Perugia calcio. Lettera al presidente Santopadre

Caro presidente Santopadre,
ho seguito la sua accalorata partecipazione alla trasmissione televisiva “Fuori campo” e devo dire che per certi versi ho apprezzato, da tifoso che sono, il suo sfogo deciso contro il chiacchiericcio da massaie svogliate che si respira in città. La sua esperienza perugina, soprattutto quella ai vertici societari, è appena iniziata ma per noi che viviamo le vicende calcistiche di questa squadra da tanti anni certe situazioni non sono una novità.
Solo i distratti e i tifosi occasionali non si rendono conto di quello che succede intorno a Pian di Massiano e fissare qualche paletto credo sia quantomeno opportuno.
Quello che non sono riuscito a comprendere è il “timing” di questo intervento. Veniamo da una serie di episodi controversi, alcuni causati da situazioni esterne come l’arbitro a Latina, altri dovuti a grossolani errori. Non parlo solo di qualche spericolato intervento difensivo o di qualche impostazione tattica confusa, ma soprattutto di un clima di sfiducia da un lato e di alibi dall’altro che si è impossessato dell’ambiente Perugia.
Di solito non mi cimento nell’esercizio del pettegolezzo ma è ormai palese che le problematiche tecniche non sono figlie solo di errori di valutazione ma anche e soprattutto di qualche tassello che, all’interno dello spogliatoio, non è più al suo posto. Il compito di un presidente è quello di decidere  e il cambio dello staff tecnico è una decisione forte ma che va perseguita e sostenuta successivamente.

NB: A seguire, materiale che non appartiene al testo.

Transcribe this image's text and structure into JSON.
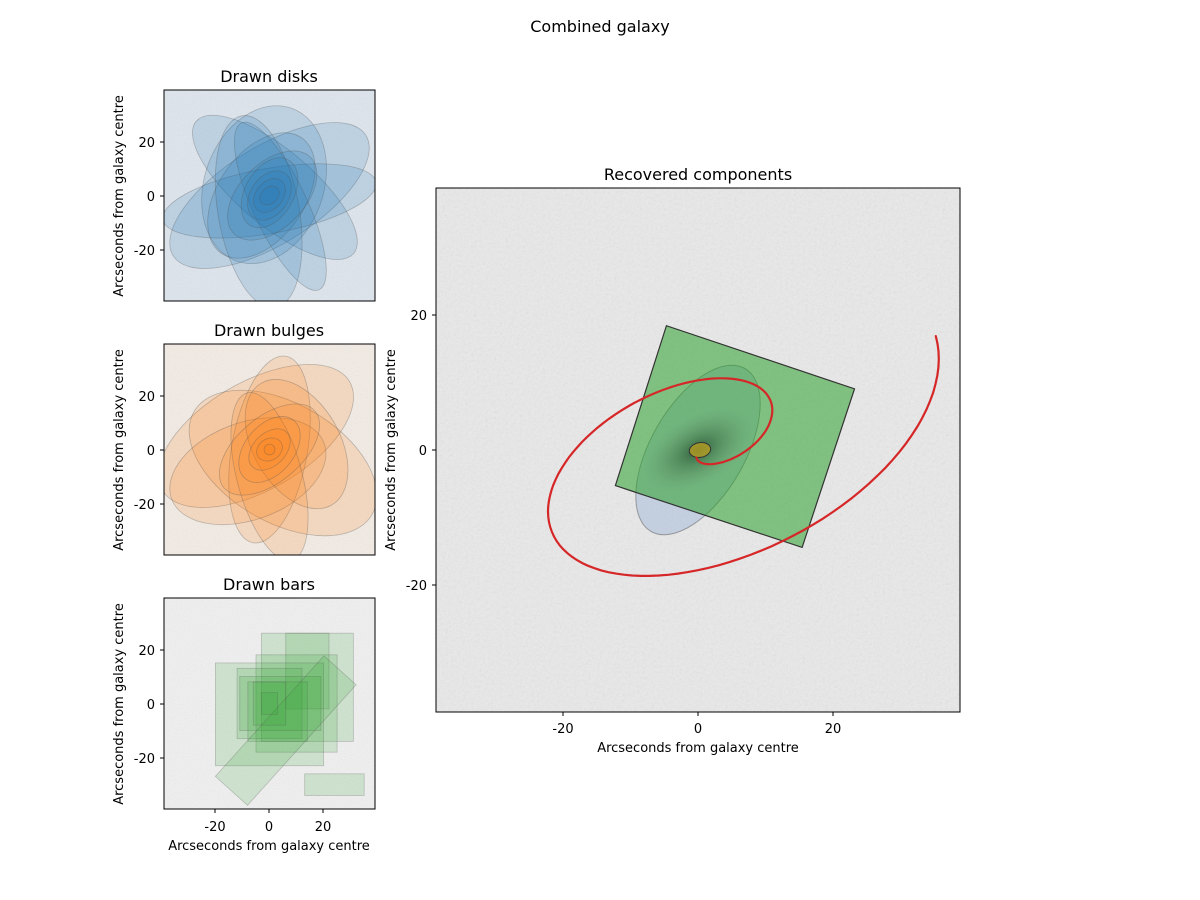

Ieri sera invece ho percepito in quell’intervento vigoroso  un cambio di direzione come a voler far capire che i problemi principali non sono all’interno ma all’esterno. Forse è stata soltanto una impressione ma si è avvertita la volontà di proteggere la squadra dopo un altro episodio sconcertante. Credo che però l’effetto che ne è venuto fuori sia molto pericoloso perché da un lato si fa scricchiolare la scelta della settimana precedente ipotizzando che il grosso dei problemi sia fuori dal rettangolo verde, dall’altro si da un altro alibi alla squadra deresponsabilizzando chi va effettivamente in campo dal profondere nuovo impegno e dall’accantonare personalismi controproducenti.

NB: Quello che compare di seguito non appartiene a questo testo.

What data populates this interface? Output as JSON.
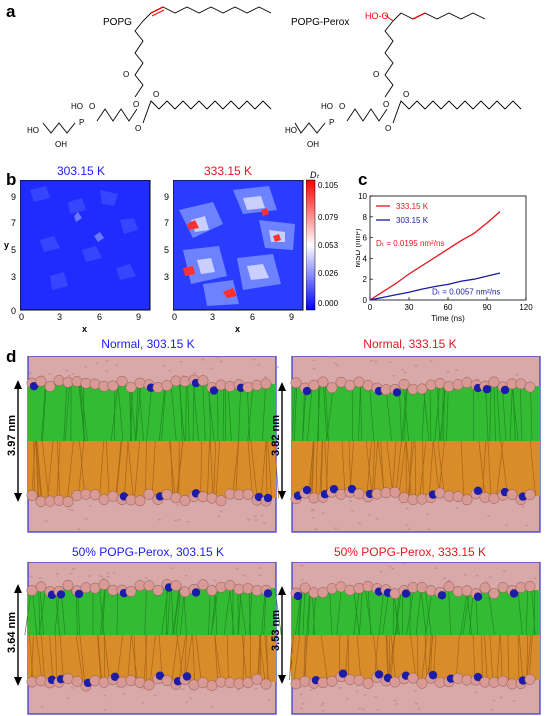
{
  "panel_a": {
    "letter": "a",
    "molecules": [
      {
        "name": "POPG",
        "atoms": {
          "oh1": "HO",
          "oh2": "OH",
          "ho": "HO",
          "p": "P",
          "o": "O"
        }
      },
      {
        "name": "POPG-Perox",
        "peroxide_label": "HO-O",
        "atoms": {
          "oh1": "HO",
          "oh2": "OH",
          "ho": "HO",
          "p": "P",
          "o": "O"
        }
      }
    ],
    "colors": {
      "double_bond": "#ff0000",
      "peroxide": "#ff0000"
    }
  },
  "panel_b": {
    "letter": "b",
    "maps": [
      {
        "title": "303.15 K",
        "title_color": "#1a1aff"
      },
      {
        "title": "333.15 K",
        "title_color": "#e8141e"
      }
    ],
    "x_label": "x",
    "y_label": "y",
    "x_ticks": [
      "0",
      "3",
      "6",
      "9"
    ],
    "y_ticks": [
      "0",
      "3",
      "5",
      "7",
      "9"
    ],
    "colorbar": {
      "label": "Dₜ",
      "ticks": [
        "0.105",
        "0.079",
        "0.053",
        "0.026",
        "0.000"
      ],
      "colors": [
        "#ff0000",
        "#ffffff",
        "#0000ff"
      ]
    }
  },
  "chart_data": {
    "type": "line",
    "panel_letter": "c",
    "title": "",
    "xlabel": "Time (ns)",
    "ylabel": "MSD (nm²)",
    "xlim": [
      0,
      120
    ],
    "ylim": [
      0,
      10
    ],
    "x_ticks": [
      "0",
      "30",
      "60",
      "90",
      "120"
    ],
    "y_ticks": [
      "0",
      "2",
      "4",
      "6",
      "8",
      "10"
    ],
    "legend_position": "top-left",
    "series": [
      {
        "name": "333.15 K",
        "color": "#e8141e",
        "x": [
          0,
          10,
          20,
          30,
          40,
          50,
          60,
          70,
          80,
          90,
          100
        ],
        "y": [
          0.0,
          0.8,
          1.6,
          2.5,
          3.3,
          4.1,
          4.9,
          5.7,
          6.4,
          7.4,
          8.5
        ]
      },
      {
        "name": "303.15 K",
        "color": "#1a1aaa",
        "x": [
          0,
          10,
          20,
          30,
          40,
          50,
          60,
          70,
          80,
          90,
          100
        ],
        "y": [
          0.0,
          0.25,
          0.5,
          0.75,
          1.05,
          1.3,
          1.5,
          1.8,
          2.0,
          2.3,
          2.6
        ]
      }
    ],
    "annotations": [
      {
        "text": "Dₜ = 0.0195 nm²/ns",
        "color": "#e8141e"
      },
      {
        "text": "Dₜ = 0.0057 nm²/ns",
        "color": "#1a1aaa"
      }
    ]
  },
  "panel_d": {
    "letter": "d",
    "systems": [
      {
        "title": "Normal, 303.15 K",
        "title_color": "#1a1aff",
        "thickness": "3.97 nm"
      },
      {
        "title": "Normal, 333.15 K",
        "title_color": "#e8141e",
        "thickness": "3.82 nm"
      },
      {
        "title": "50% POPG-Perox, 303.15 K",
        "title_color": "#1a1aff",
        "thickness": "3.64 nm"
      },
      {
        "title": "50% POPG-Perox, 333.15 K",
        "title_color": "#e8141e",
        "thickness": "3.53 nm"
      }
    ],
    "colors": {
      "water": "#d9a8a8",
      "tails_upper": "#33bb33",
      "tails_lower": "#d98c2a",
      "headgroup": "#d99a95",
      "phosphate": "#1c1caa",
      "frame": "#3333cc"
    }
  }
}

Sono certo che ciò che muove l’animo di un presidente molto più tifoso che manager a volte vada al di la delle intenzioni e magari la percezione di una volontà non corrisponde alla realtà dei fatti. Uno sfogo non è mai calcolato e nella spontaneità emerge la passione. Stia certo che questo non passerà inosservato ai tifosi, soprattutto ai tifosi del Perugia che hanno visto passare negli anni personaggi compassati ed evanescenti anche se si autodefinivano uomini di curva.
Come ha detto lei l’unità di intenti è il mezzo per raggiungere l’obiettivo finale ma nello sport, come nella vita, ognuno deve prendersi le sue responsabilità senza sentirsi sempre assolto. Viviamo in un’epoca in cui anche i peccati mortali vengono fatti passare per peccati veniali.

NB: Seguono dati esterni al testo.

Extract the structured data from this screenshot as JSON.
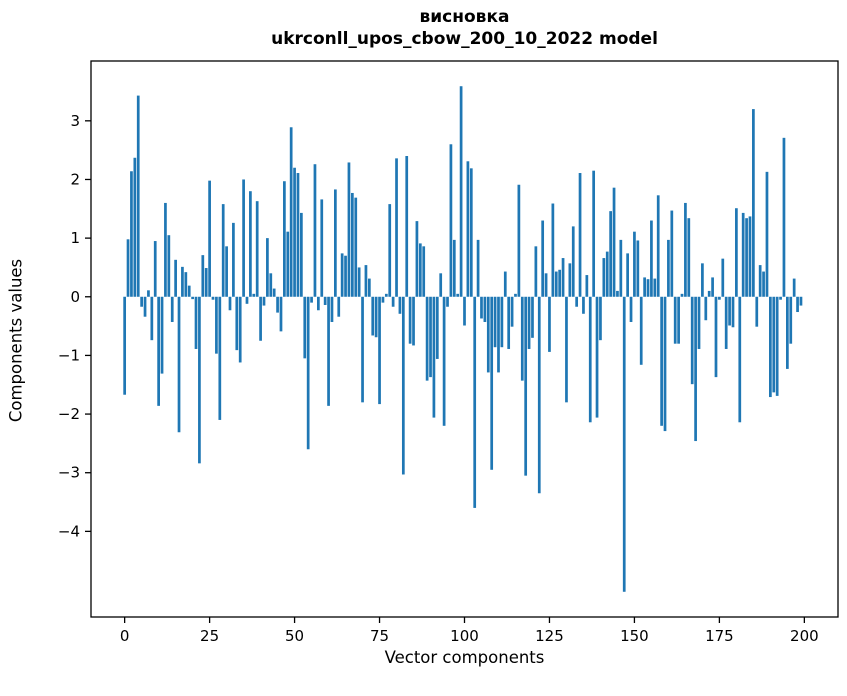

Quello che le chiedono i tifosi è di far capire a tutti, ma proprio a tutti, che il bene del Grifo viene prima di tutto, prima degli integralismi tattici, prima delle aspirazioni personali e prima delle posizioni privilegiate che qualcuno sente di aver maturato.
Riportare il timone su questa rotta è il suo arduo compito presidente, in bocca al lupo!